5. (US) a man-about-town, a loafer with no visible means of support but an endless appetite for good clothes, parties and places of entertainment; such a man lived by his wits and often off foolish women.

[UK]Bell’s Life in London 16 Feb. 4/3: Luke Cox had seen lady Portsmouth and Mr. Alder walking together.

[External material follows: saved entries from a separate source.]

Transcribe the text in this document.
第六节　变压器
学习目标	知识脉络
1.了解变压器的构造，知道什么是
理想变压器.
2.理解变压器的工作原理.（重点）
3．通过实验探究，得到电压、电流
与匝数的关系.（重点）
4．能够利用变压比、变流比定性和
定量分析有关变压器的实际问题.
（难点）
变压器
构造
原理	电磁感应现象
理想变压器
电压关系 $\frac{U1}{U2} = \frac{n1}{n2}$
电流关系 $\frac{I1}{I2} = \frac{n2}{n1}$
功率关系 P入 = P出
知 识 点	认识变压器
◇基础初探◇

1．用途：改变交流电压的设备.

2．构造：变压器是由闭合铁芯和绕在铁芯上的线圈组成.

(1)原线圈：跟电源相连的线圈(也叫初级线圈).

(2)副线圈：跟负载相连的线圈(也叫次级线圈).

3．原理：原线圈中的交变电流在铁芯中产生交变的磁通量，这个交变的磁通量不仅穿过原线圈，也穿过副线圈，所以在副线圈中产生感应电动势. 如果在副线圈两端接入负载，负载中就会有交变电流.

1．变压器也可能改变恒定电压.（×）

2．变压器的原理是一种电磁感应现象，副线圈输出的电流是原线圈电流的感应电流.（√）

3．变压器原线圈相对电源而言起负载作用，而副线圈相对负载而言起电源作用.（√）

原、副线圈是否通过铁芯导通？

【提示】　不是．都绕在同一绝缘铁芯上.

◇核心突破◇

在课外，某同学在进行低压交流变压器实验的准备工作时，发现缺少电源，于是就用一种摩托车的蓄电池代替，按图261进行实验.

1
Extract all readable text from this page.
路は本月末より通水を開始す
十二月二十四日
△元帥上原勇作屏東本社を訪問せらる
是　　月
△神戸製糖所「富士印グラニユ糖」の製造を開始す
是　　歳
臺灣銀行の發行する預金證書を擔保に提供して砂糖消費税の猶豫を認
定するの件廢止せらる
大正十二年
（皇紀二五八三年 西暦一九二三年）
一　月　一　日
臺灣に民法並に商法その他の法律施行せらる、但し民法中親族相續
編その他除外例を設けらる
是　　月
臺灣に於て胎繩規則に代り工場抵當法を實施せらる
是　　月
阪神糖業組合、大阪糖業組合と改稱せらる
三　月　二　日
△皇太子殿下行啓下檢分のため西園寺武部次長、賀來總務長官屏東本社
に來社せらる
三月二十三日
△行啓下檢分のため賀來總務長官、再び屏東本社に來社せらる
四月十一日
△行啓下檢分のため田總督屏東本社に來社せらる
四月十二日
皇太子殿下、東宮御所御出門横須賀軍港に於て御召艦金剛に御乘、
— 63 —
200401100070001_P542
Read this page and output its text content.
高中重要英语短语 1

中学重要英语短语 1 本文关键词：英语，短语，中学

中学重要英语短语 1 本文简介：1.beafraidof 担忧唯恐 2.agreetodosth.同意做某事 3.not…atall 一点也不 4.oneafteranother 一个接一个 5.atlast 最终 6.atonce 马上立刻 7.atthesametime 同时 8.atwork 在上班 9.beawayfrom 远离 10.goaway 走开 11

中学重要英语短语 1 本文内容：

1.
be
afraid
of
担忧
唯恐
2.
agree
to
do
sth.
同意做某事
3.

His Lordship had said, ‘There goes my Lady and her Flash-man’.
[UK]Marryat Peter Simple (1911) 252: A large mob was collected in the street, vowing vengeance on us for our treatment of their flash man.
[UK] ‘She Sleeps With A Tall Grenadier’ Gentleman’s Spicey Songster 23: What you have been out on the pave, / I now can see very clear; / And I’m told by an elderly dame, / That your flash man’s a tall granadier.
[Aus]Bell’s Life in Victoria (Melbourne) 3 Oct. 3/6: [A] pack of flash men, thimble-riggers, etc., have arrived to participate in the profits of to-day's grand Intercolonial match.
[US]Appleton’s Journal (N.Y.) 19 Feb. 212/2: They form the ‘Nineteenth-Street Gangs,’ the young burglars and murderers, the garroters and rioters, the thieves and flash-men, the ‘repeaters’ and ruffians, so well known to all who know this metropolis.
[Aus]Sydney Sportsman (Surry Hills, NSW) 7 Jan. 3/5: A flash man met a portly woman [...] As there was nothing to be m ade out of her her pointed to a well-known corner loafer of the well-dressed, never-work type [etc].

6. an intinerant hawker.

S. Smiles Lives of the Engineers I Pt 5 i 307: Those articles were sold throughout the country by pedestrian hawkers, most of whom lived in the wild country called the flash, from a hamlet of that name situated between Buxton, Leek, and Macclesfield. Travelling about from fair to fair, and using a cant or slang dialect, they became generally known as flash-men [F&H].